Passaram-se três anos e Severino já era um dos soldados mais antigos de seu Pelotão. O desgosto e a desilusão já tinham tomado todo o seu espírito. E a promoção? Sabia que enquanto não tivesse nada pra oferecer a algum xibungo, não conseguiria a divisa de cabo. Já não era aquele soldado exemplar, já não cumpria com esmero suas atribuições. Mas nunca deixara falta, sua educação moral não permitia esse tipo de comportamento.
Com a desilusão da caserna, Severino começou a sentir saudades de sua terra, de sua pequena fazenda. Percebeu que seu mundo nunca fora aquele, mundo hostil, injusto. Seu mundo era o mundo da roça, dos bois, da luz da lamparina, das necessidades no mato, da mula jurema, da pinga pro batismo de homem, dos banhos nos rios, da palavra falada. Isso não existia no exército e muito menos na cidade de Mocó do Sul, que apesar de pequena, já possuía ritmo de cidade grande. O que existia ali era a falsidade e a falta de valores morais; valores imprescindíveis na construção de um país forte e soberano. Mesmo até em momentos como o hasteamento da bandeira – evento dos mais nobres de uma corporação –, flagrou momentos de estado de espírito sem nenhum sentido: Os soldados na posição de sentido e apresentando armas (posição sublime, garbosa, respeitadora ao símbolo maior de uma nação, a bandeira) mantinham-se nessa posição sem nenhuma convicção nos seus olhos, um fingimento dos mais descarados, um gesto sem sentido e sem valor. Percebeu essa prática até em oficiais. Encenações de atores medíocres diante de uma platéia, e como mercenários no fundo de si mesmos. Antes mesmo que Severino também caísse naquela atmosfera inconsciente, sem sentido algum, antes mesmo que se acostumasse a trair a Pátria amada, resolveu pedir baixa. Nunca mais usar farda. Seus valores estavam se corrompendo naquela atmosfera mesquinha e oportunista.

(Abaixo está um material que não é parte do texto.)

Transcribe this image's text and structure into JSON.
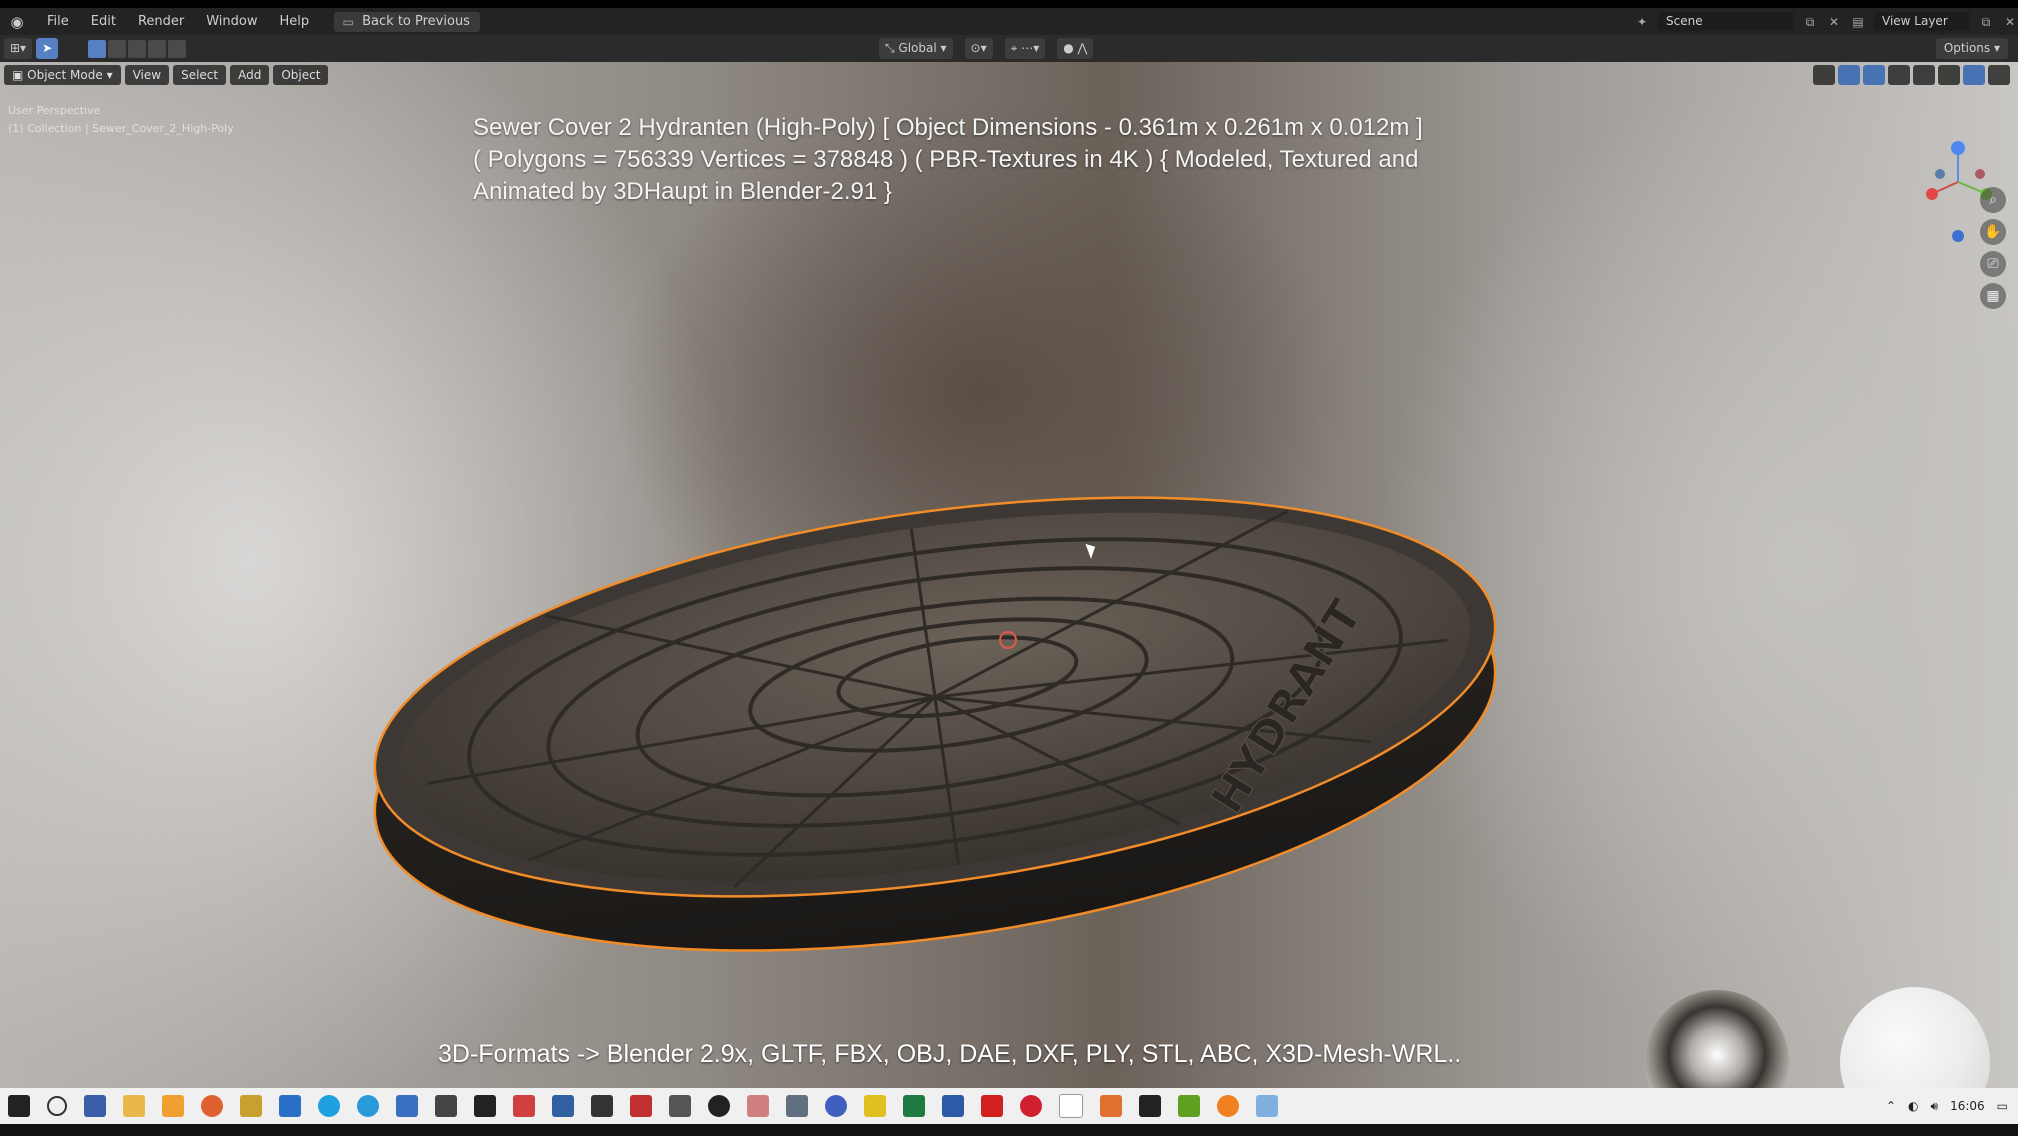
{
  "app": {
    "menu": [
      "File",
      "Edit",
      "Render",
      "Window",
      "Help"
    ],
    "back_button": "Back to Previous",
    "scene_label": "Scene",
    "view_layer_label": "View Layer"
  },
  "toolbar": {
    "orientation": "Global",
    "options": "Options"
  },
  "viewport_header": {
    "mode": "Object Mode",
    "menus": [
      "View",
      "Select",
      "Add",
      "Object"
    ]
  },
  "overlay": {
    "perspective": "User Perspective",
    "collection": "(1) Collection | Sewer_Cover_2_High-Poly"
  },
  "title_lines": [
    "Sewer Cover 2 Hydranten (High-Poly) [ Object Dimensions -  0.361m x 0.261m x 0.012m ]",
    "( Polygons = 756339 Vertices = 378848 ) ( PBR-Textures in 4K ) { Modeled, Textured and",
    "Animated by 3DHaupt in Blender-2.91 }"
  ],
  "formats_line": "3D-Formats -> Blender 2.9x, GLTF, FBX, OBJ, DAE, DXF, PLY, STL, ABC, X3D-Mesh-WRL..",
  "model": {
    "embossed_text": "HYDRANT"
  },
  "taskbar": {
    "clock": "16:06"
  },
  "colors": {
    "selection_outline": "#f28c28",
    "accent": "#4772b3"
  }
}
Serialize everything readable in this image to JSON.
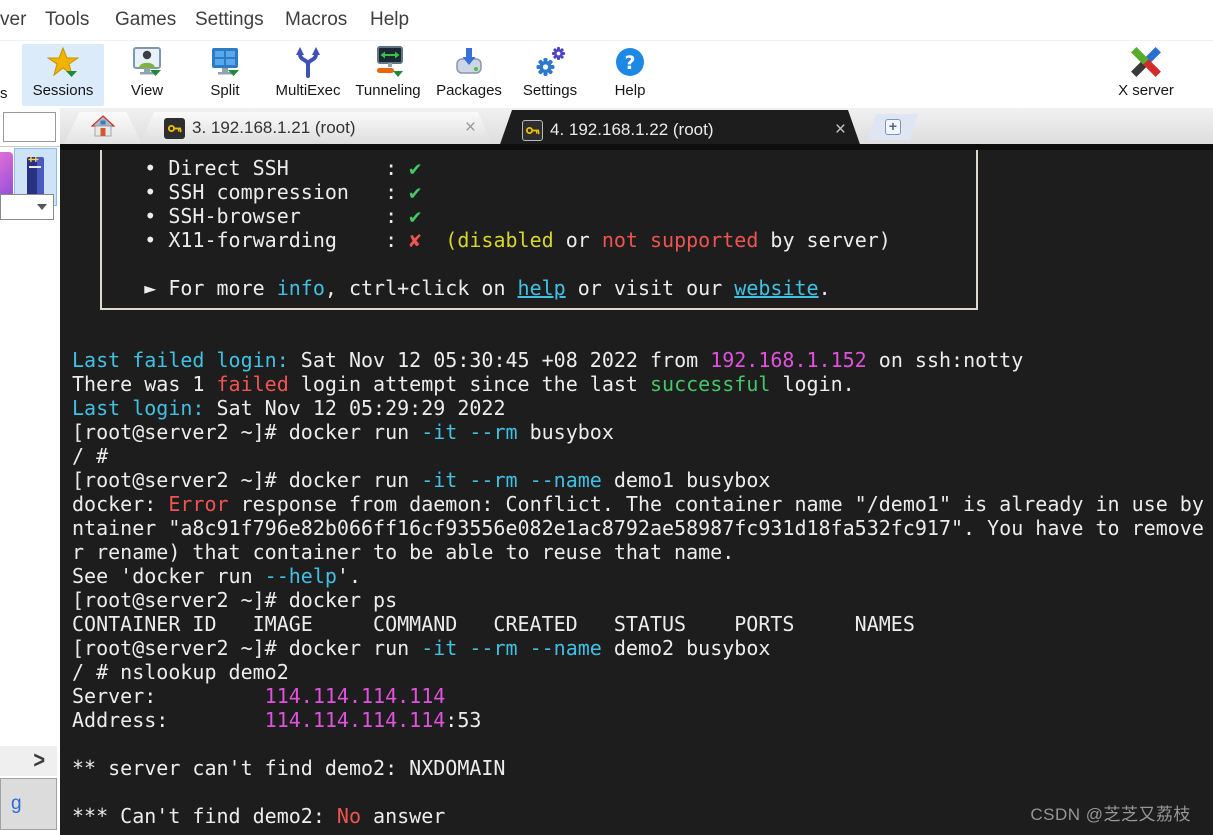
{
  "menu": {
    "items": [
      "ver",
      "Tools",
      "Games",
      "Settings",
      "Macros",
      "Help"
    ]
  },
  "toolbar": {
    "partial_label": "s",
    "buttons": [
      {
        "label": "Sessions",
        "icon": "sessions-star-icon",
        "highlighted": true
      },
      {
        "label": "View",
        "icon": "view-monitor-user-icon"
      },
      {
        "label": "Split",
        "icon": "split-monitor-icon"
      },
      {
        "label": "MultiExec",
        "icon": "multiexec-fork-icon"
      },
      {
        "label": "Tunneling",
        "icon": "tunneling-monitor-icon"
      },
      {
        "label": "Packages",
        "icon": "packages-drive-icon"
      },
      {
        "label": "Settings",
        "icon": "settings-gears-icon"
      },
      {
        "label": "Help",
        "icon": "help-question-icon"
      }
    ],
    "xserver_label": "X server",
    "xserver_icon": "x-server-logo-icon"
  },
  "tabs": {
    "home_icon": "home-icon",
    "tab3": {
      "label": "3. 192.168.1.21 (root)",
      "close": "×",
      "icon": "key-icon"
    },
    "tab4": {
      "label": "4. 192.168.1.22 (root)",
      "close": "×",
      "icon": "key-icon",
      "active": true
    },
    "add_label": "+"
  },
  "sidebar": {
    "search_value": "",
    "expand_arrow": ">",
    "button_label": "g"
  },
  "terminal": {
    "bg": "#1d1d1d",
    "colors": {
      "white": "#ececec",
      "cyan": "#3fc1e4",
      "green": "#44c768",
      "red": "#ee5450",
      "yellow": "#d7d72a",
      "magenta": "#e052dc"
    },
    "lines": [
      {
        "segs": [
          {
            "t": "      • Direct SSH        : ",
            "c": "white"
          },
          {
            "t": "✔",
            "c": "green"
          }
        ]
      },
      {
        "segs": [
          {
            "t": "      • SSH compression   : ",
            "c": "white"
          },
          {
            "t": "✔",
            "c": "green"
          }
        ]
      },
      {
        "segs": [
          {
            "t": "      • SSH-browser       : ",
            "c": "white"
          },
          {
            "t": "✔",
            "c": "green"
          }
        ]
      },
      {
        "segs": [
          {
            "t": "      • X11-forwarding    : ",
            "c": "white"
          },
          {
            "t": "✘",
            "c": "red"
          },
          {
            "t": "  ",
            "c": "white"
          },
          {
            "t": "(disabled",
            "c": "yellow"
          },
          {
            "t": " or ",
            "c": "white"
          },
          {
            "t": "not supported",
            "c": "red"
          },
          {
            "t": " by server)",
            "c": "white"
          }
        ]
      },
      {
        "segs": []
      },
      {
        "segs": [
          {
            "t": "      ► For more ",
            "c": "white"
          },
          {
            "t": "info",
            "c": "cyan"
          },
          {
            "t": ", ctrl+click on ",
            "c": "white"
          },
          {
            "t": "help",
            "c": "cyan",
            "u": true
          },
          {
            "t": " or visit our ",
            "c": "white"
          },
          {
            "t": "website",
            "c": "cyan",
            "u": true
          },
          {
            "t": ".",
            "c": "white"
          }
        ]
      },
      {
        "segs": []
      },
      {
        "segs": []
      },
      {
        "segs": [
          {
            "t": "Last failed login:",
            "c": "cyan"
          },
          {
            "t": " Sat Nov 12 05:30:45 +08 2022 from ",
            "c": "white"
          },
          {
            "t": "192.168.1.152",
            "c": "magenta"
          },
          {
            "t": " on ssh:notty",
            "c": "white"
          }
        ]
      },
      {
        "segs": [
          {
            "t": "There was 1 ",
            "c": "white"
          },
          {
            "t": "failed",
            "c": "red"
          },
          {
            "t": " login attempt since the last ",
            "c": "white"
          },
          {
            "t": "successful",
            "c": "green"
          },
          {
            "t": " login.",
            "c": "white"
          }
        ]
      },
      {
        "segs": [
          {
            "t": "Last login:",
            "c": "cyan"
          },
          {
            "t": " Sat Nov 12 05:29:29 2022",
            "c": "white"
          }
        ]
      },
      {
        "segs": [
          {
            "t": "[root@server2 ~]# docker run ",
            "c": "white"
          },
          {
            "t": "-it",
            "c": "cyan"
          },
          {
            "t": " ",
            "c": "white"
          },
          {
            "t": "--rm",
            "c": "cyan"
          },
          {
            "t": " busybox",
            "c": "white"
          }
        ]
      },
      {
        "segs": [
          {
            "t": "/ #",
            "c": "white"
          }
        ]
      },
      {
        "segs": [
          {
            "t": "[root@server2 ~]# docker run ",
            "c": "white"
          },
          {
            "t": "-it",
            "c": "cyan"
          },
          {
            "t": " ",
            "c": "white"
          },
          {
            "t": "--rm",
            "c": "cyan"
          },
          {
            "t": " ",
            "c": "white"
          },
          {
            "t": "--name",
            "c": "cyan"
          },
          {
            "t": " demo1 busybox",
            "c": "white"
          }
        ]
      },
      {
        "segs": [
          {
            "t": "docker: ",
            "c": "white"
          },
          {
            "t": "Error",
            "c": "red"
          },
          {
            "t": " response from daemon: Conflict. The container name \"/demo1\" is already in use by",
            "c": "white"
          }
        ]
      },
      {
        "segs": [
          {
            "t": "ntainer \"a8c91f796e82b066ff16cf93556e082e1ac8792ae58987fc931d18fa532fc917\". You have to remove",
            "c": "white"
          }
        ]
      },
      {
        "segs": [
          {
            "t": "r rename) that container to be able to reuse that name.",
            "c": "white"
          }
        ]
      },
      {
        "segs": [
          {
            "t": "See 'docker run ",
            "c": "white"
          },
          {
            "t": "--help",
            "c": "cyan"
          },
          {
            "t": "'.",
            "c": "white"
          }
        ]
      },
      {
        "segs": [
          {
            "t": "[root@server2 ~]# docker ps",
            "c": "white"
          }
        ]
      },
      {
        "segs": [
          {
            "t": "CONTAINER ID   IMAGE     COMMAND   CREATED   STATUS    PORTS     NAMES",
            "c": "white"
          }
        ]
      },
      {
        "segs": [
          {
            "t": "[root@server2 ~]# docker run ",
            "c": "white"
          },
          {
            "t": "-it",
            "c": "cyan"
          },
          {
            "t": " ",
            "c": "white"
          },
          {
            "t": "--rm",
            "c": "cyan"
          },
          {
            "t": " ",
            "c": "white"
          },
          {
            "t": "--name",
            "c": "cyan"
          },
          {
            "t": " demo2 busybox",
            "c": "white"
          }
        ]
      },
      {
        "segs": [
          {
            "t": "/ # nslookup demo2",
            "c": "white"
          }
        ]
      },
      {
        "segs": [
          {
            "t": "Server:         ",
            "c": "white"
          },
          {
            "t": "114.114.114.114",
            "c": "magenta"
          }
        ]
      },
      {
        "segs": [
          {
            "t": "Address:        ",
            "c": "white"
          },
          {
            "t": "114.114.114.114",
            "c": "magenta"
          },
          {
            "t": ":53",
            "c": "white"
          }
        ]
      },
      {
        "segs": []
      },
      {
        "segs": [
          {
            "t": "** server can't find demo2: NXDOMAIN",
            "c": "white"
          }
        ]
      },
      {
        "segs": []
      },
      {
        "segs": [
          {
            "t": "*** Can't find demo2: ",
            "c": "white"
          },
          {
            "t": "No",
            "c": "red"
          },
          {
            "t": " answer",
            "c": "white"
          }
        ]
      }
    ]
  },
  "watermark": "CSDN @芝芝又荔枝"
}
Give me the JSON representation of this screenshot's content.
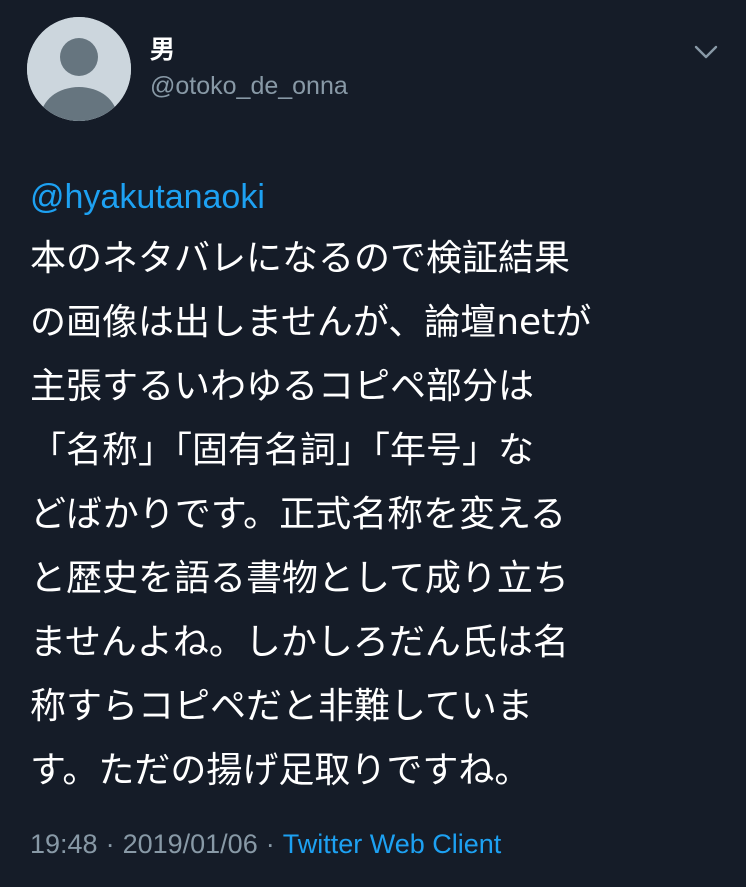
{
  "author": {
    "display_name": "男",
    "username": "@otoko_de_onna",
    "avatar_icon": "default-avatar-icon"
  },
  "menu": {
    "icon": "chevron-down-icon"
  },
  "tweet": {
    "mention": "@hyakutanaoki",
    "lines": [
      "本のネタバレになるので検証結果",
      "の画像は出しませんが、論壇netが",
      "主張するいわゆるコピペ部分は",
      "「名称」「固有名詞」「年号」な",
      "どばかりです。正式名称を変える",
      "と歴史を語る書物として成り立ち",
      "ませんよね。しかしろだん氏は名",
      "称すらコピペだと非難していま",
      "す。ただの揚げ足取りですね。"
    ]
  },
  "meta": {
    "time": "19:48",
    "separator": "·",
    "date": "2019/01/06",
    "source": "Twitter Web Client"
  },
  "colors": {
    "background": "#151c28",
    "text": "#ffffff",
    "secondary": "#8899a6",
    "link": "#1da1f2"
  }
}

Apesar de tudo, alguma coisa a vida na caserna tinha ensinado a Severino. Aprendeu que usar farda não significava patriotismo, muito menos amor à Pátria. Aprendeu que os seus valores de família eram muito mais superiores que qualquer outro. Aprendeu que poderia contribuir para o engrandecimento do seu país de outra maneira; cultuando os seus valores, transmitindo para os seus filhos as lições aprendidas. Convenceu-se ainda mais a respeitar a opinião dos outros sem julgar pelas aparências, muito menos pelo posto ou graduação.
Severino agora estava livre e feliz. Voltou pra casa realizado, pois o exército tinha lhe ensinado muitas coisas.
Depois de abraçar o pai, pegou uma velha enxada num canto da parede e seguiu em direção à roça de feijão. Não queria perder mais tempo algum.